Текст книги "Светись своим светом"
Автор книги: Михаил Гатчинский
сообщить о нарушении
Текущая страница: 9 (всего у книги 26 страниц)
Глава XV
Что общего, казалось бы, у живописного города Сараева на далекой боснийской земле и сонного Нижнебатуринска в самой что ни есть сердцевине России? Но грозовые события в первом до основ потрясли уныло-серые будни уездного городишки.
Летом 1914 года по улицам Сараева проезжал наследник австрийского престола Франц Фердинанд д’Эсте с его очаровательной спутницей герцогиней Гогенберг. Типографский рабочий Цабринович метнул в открытый автомобиль бомбу. Плохонькая, скляночного типа, начиненная гвоздями и кусками свинца, она угодила на уложенный за сиденьями складной верх машины. Надо отдать должное расторопности эрцгерцога: он ловко столкнул руками бомбу на мостовую. Оглушительный взрыв не причинил ни малейшего вреда высокопоставленным визитерам. Отделавшись легким испугом, наследная чета продолжала свой путь в ратушу на торжественный церемониал.
Однако дальнейшая прогулка гостей из Австро-Венгрии вышла короче. При повороте на одну из центральных улиц автомобиль замедлил ход. Стоявший на углу гимназист Гаврило Принцип выхватил из кармана браунинг и выпустил, один за другим, два заряда. Первый сразил герцогиню, второй – Франца Фердинанда: пуля пробила ему шейную артерию.
Оба вскоре скончались.
Убийца тут же был схвачен. Некоторые газеты сообщили, что на допросе он якобы признался: его террористический акт – возмездие за притеснение сербов. Поговаривали, что он – член военно-патриотического общества «Черная рука».
Так или иначе, но скончался Франц Фердинанд д’Эсте – племянник бездетного императора Франца Иосифа. Так или иначе, но на мостовой Сараева была пролита августейшая кровь. Она взывает к жестокой расправе.

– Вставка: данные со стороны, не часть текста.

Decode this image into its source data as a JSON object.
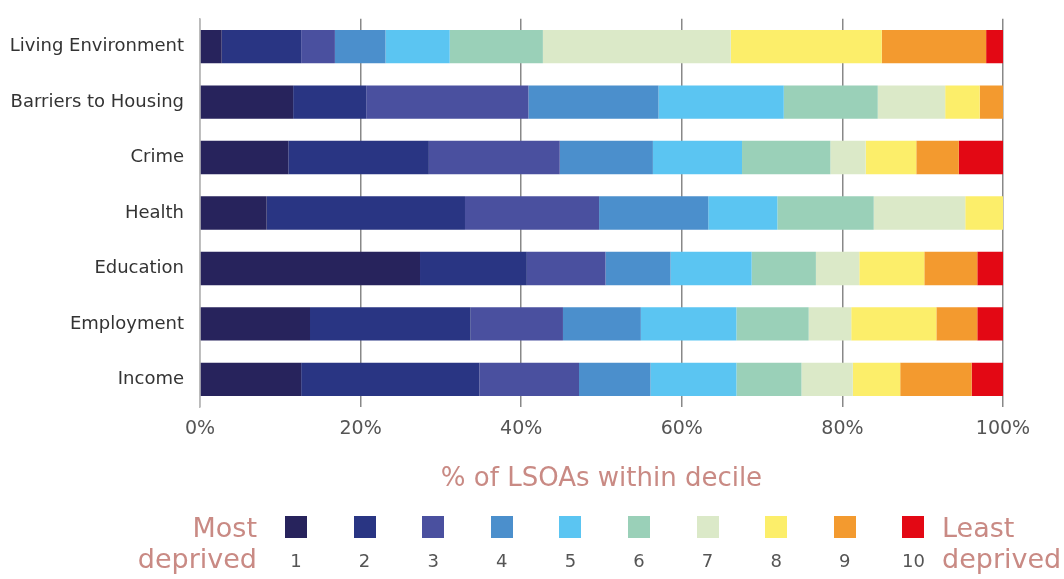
{
  "chart_data": {
    "type": "bar",
    "orientation": "horizontal",
    "stacked": true,
    "categories": [
      "Living Environment",
      "Barriers to Housing",
      "Crime",
      "Health",
      "Education",
      "Employment",
      "Income"
    ],
    "series": [
      {
        "name": "1",
        "color": "#27235c",
        "values": [
          2.7,
          11.6,
          11.0,
          8.3,
          27.4,
          13.7,
          12.6
        ]
      },
      {
        "name": "2",
        "color": "#293583",
        "values": [
          9.9,
          9.1,
          17.5,
          24.7,
          13.3,
          20.0,
          22.2
        ]
      },
      {
        "name": "3",
        "color": "#4a509f",
        "values": [
          4.2,
          20.2,
          16.3,
          16.7,
          9.8,
          11.5,
          12.4
        ]
      },
      {
        "name": "4",
        "color": "#4b8fcc",
        "values": [
          6.3,
          16.2,
          11.6,
          13.6,
          8.1,
          9.7,
          8.9
        ]
      },
      {
        "name": "5",
        "color": "#5bc5f2",
        "values": [
          8.0,
          15.6,
          11.1,
          8.6,
          10.1,
          11.9,
          10.7
        ]
      },
      {
        "name": "6",
        "color": "#9ad0b8",
        "values": [
          11.6,
          11.7,
          11.0,
          12.0,
          8.0,
          9.0,
          8.1
        ]
      },
      {
        "name": "7",
        "color": "#dbe9c8",
        "values": [
          23.4,
          8.4,
          4.4,
          11.4,
          5.4,
          5.3,
          6.4
        ]
      },
      {
        "name": "8",
        "color": "#fcee6a",
        "values": [
          18.8,
          4.3,
          6.3,
          4.7,
          8.1,
          10.6,
          5.9
        ]
      },
      {
        "name": "9",
        "color": "#f39a2f",
        "values": [
          13.0,
          2.9,
          5.3,
          0,
          6.6,
          5.1,
          8.9
        ]
      },
      {
        "name": "10",
        "color": "#e30814",
        "values": [
          2.1,
          0,
          5.5,
          0,
          3.2,
          3.2,
          3.9
        ]
      }
    ],
    "xlim": [
      0,
      100
    ],
    "xticks": [
      {
        "value": 0,
        "label": "0%"
      },
      {
        "value": 20,
        "label": "20%"
      },
      {
        "value": 40,
        "label": "40%"
      },
      {
        "value": 60,
        "label": "60%"
      },
      {
        "value": 80,
        "label": "80%"
      },
      {
        "value": 100,
        "label": "100%"
      }
    ],
    "xlabel": "% of LSOAs within decile",
    "grid": "x",
    "legend": "bottom",
    "annotations": [
      "Most deprived",
      "Least deprived"
    ]
  }
}
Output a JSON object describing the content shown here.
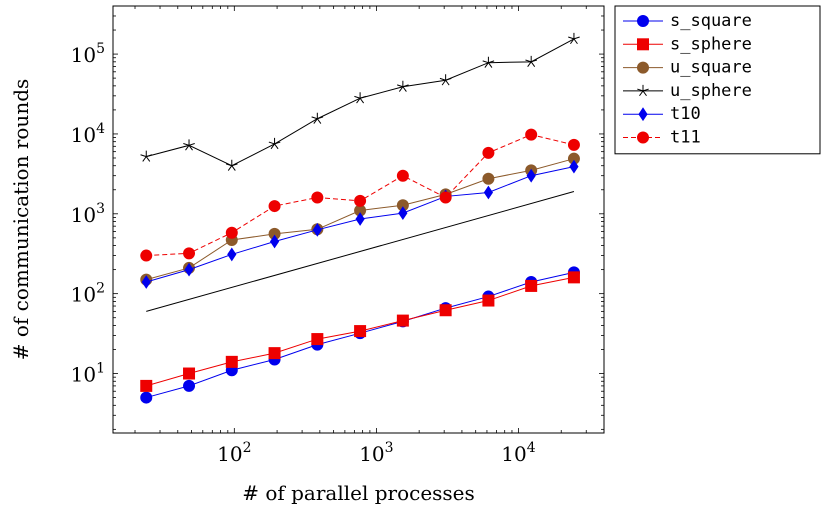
{
  "chart_data": {
    "type": "line",
    "xlabel": "# of parallel processes",
    "ylabel": "# of communication rounds",
    "xscale": "log",
    "yscale": "log",
    "xlim": [
      14,
      40000
    ],
    "ylim": [
      1.8,
      400000
    ],
    "x_ticks": [
      {
        "value": 100,
        "base": "10",
        "exp": "2"
      },
      {
        "value": 1000,
        "base": "10",
        "exp": "3"
      },
      {
        "value": 10000,
        "base": "10",
        "exp": "4"
      }
    ],
    "y_ticks": [
      {
        "value": 10,
        "base": "10",
        "exp": "1"
      },
      {
        "value": 100,
        "base": "10",
        "exp": "2"
      },
      {
        "value": 1000,
        "base": "10",
        "exp": "3"
      },
      {
        "value": 10000,
        "base": "10",
        "exp": "4"
      },
      {
        "value": 100000,
        "base": "10",
        "exp": "5"
      }
    ],
    "legend_position": "outside-right-top",
    "x": [
      24,
      48,
      96,
      192,
      384,
      768,
      1536,
      3072,
      6144,
      12288,
      24576
    ],
    "series": [
      {
        "name": "s_square",
        "color": "#0000ee",
        "marker": "circle",
        "dashed": false,
        "values": [
          5,
          7,
          11,
          15,
          23,
          32,
          45,
          66,
          92,
          140,
          185
        ]
      },
      {
        "name": "s_sphere",
        "color": "#ee0000",
        "marker": "square",
        "dashed": false,
        "values": [
          7,
          10,
          14,
          18,
          27,
          34,
          46,
          62,
          82,
          125,
          160
        ]
      },
      {
        "name": "u_square",
        "color": "#8c5a2b",
        "marker": "circle",
        "dashed": false,
        "values": [
          150,
          210,
          470,
          560,
          640,
          1100,
          1280,
          1750,
          2750,
          3500,
          4900
        ]
      },
      {
        "name": "u_sphere",
        "color": "#000000",
        "marker": "star",
        "dashed": false,
        "values": [
          5200,
          7200,
          4000,
          7500,
          15500,
          28000,
          39000,
          47000,
          78000,
          80000,
          155000
        ]
      },
      {
        "name": "t10",
        "color": "#0000ee",
        "marker": "diamond",
        "dashed": false,
        "values": [
          140,
          200,
          310,
          450,
          630,
          860,
          1020,
          1650,
          1850,
          3000,
          3900
        ]
      },
      {
        "name": "t11",
        "color": "#ee0000",
        "marker": "circle",
        "dashed": true,
        "values": [
          300,
          320,
          580,
          1250,
          1600,
          1450,
          3000,
          1600,
          5800,
          9800,
          7300
        ]
      }
    ],
    "reference_line": {
      "color": "#000000",
      "x": [
        24,
        24576
      ],
      "y": [
        60,
        1900
      ]
    }
  }
}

«Теперь или никогда!» Эти слова германского императора Вильгельма II нашли желанный отзвук в сердцах высочайших особ певучей Вены. В половине июля канонерские лодки, совершавшие по реке Дунай рейс под флагом Австрии, дали холостые выстрелы по сербским торговым пароходам и препроводили их в ближайшую австрийскую гавань.
Обстановка обострялась. На Балканах снова запахло порохом и кровью. Австро-венгерский посланник передал сербскому правительству иезуитский ультиматум, который обвинял в пособничестве террористическим актам. Принять требования Австро-Венгрии означало «быть распяту». А не принять? Война.
Несколько дней спустя один из австрийских корпусов, перейдя Дунай, расположился у сербской столицы. Началась бомбардировка Белграда.
Кайзеровский министр иностранных дел в расчете на военную слабость русских заявил послам в Берлине:
– Если Россия выступит против Австрии, Германия не будет нейтральной.
Всем немецким судам, находившимся в русских водах, телеграфно предписывалось быть готовыми немедленно их покинуть. На границе началось передвижение германских войск.
Угроза?
Да!
Вскоре из Вены передали: Россия требует прекращения военных акций. И, как бы в пику своим противникам, Австрия тут же начала массовую переправу войск на сербские берега. Австрийское посольство в Петербурге пришлось взять под защиту конных и пеших полицейских.
Зажигались все новые поленья страшного костра. С запада каждый день приходили нерадостные вести. Вильгельм одобрил план высадки в Финляндии десанта в сто сорок тысяч человек. Его военный министр недвусмысленно дал понять, что на первых порах он выставит по меньшей мере миллион штыков.
Угроза?
Нет. Это уже начало.
В Зимнем дворце отслужили торжественное молебствие о даровании русскому воинству побед над врагом: накануне Германия объявила войну.
Пламя запылало вовсю.
Сараевское убийство явилось лишь поводом. Причины же событий, приведшие к мировой войне, лежали гораздо глубже. История скажет об этом свое правдивое слово. О Вильгельме II, о Франце Иосифе, графе Берхтольде, Николае II, Грее, Пуанкаре… И о тех, кто предпочитал тень, маску, кулисы, – о королях динамита, пороха и панцирной брони, о миллионерах Теннанте, Чемберлене…
Впрочем, в те времена многое многим оставалось непонятным.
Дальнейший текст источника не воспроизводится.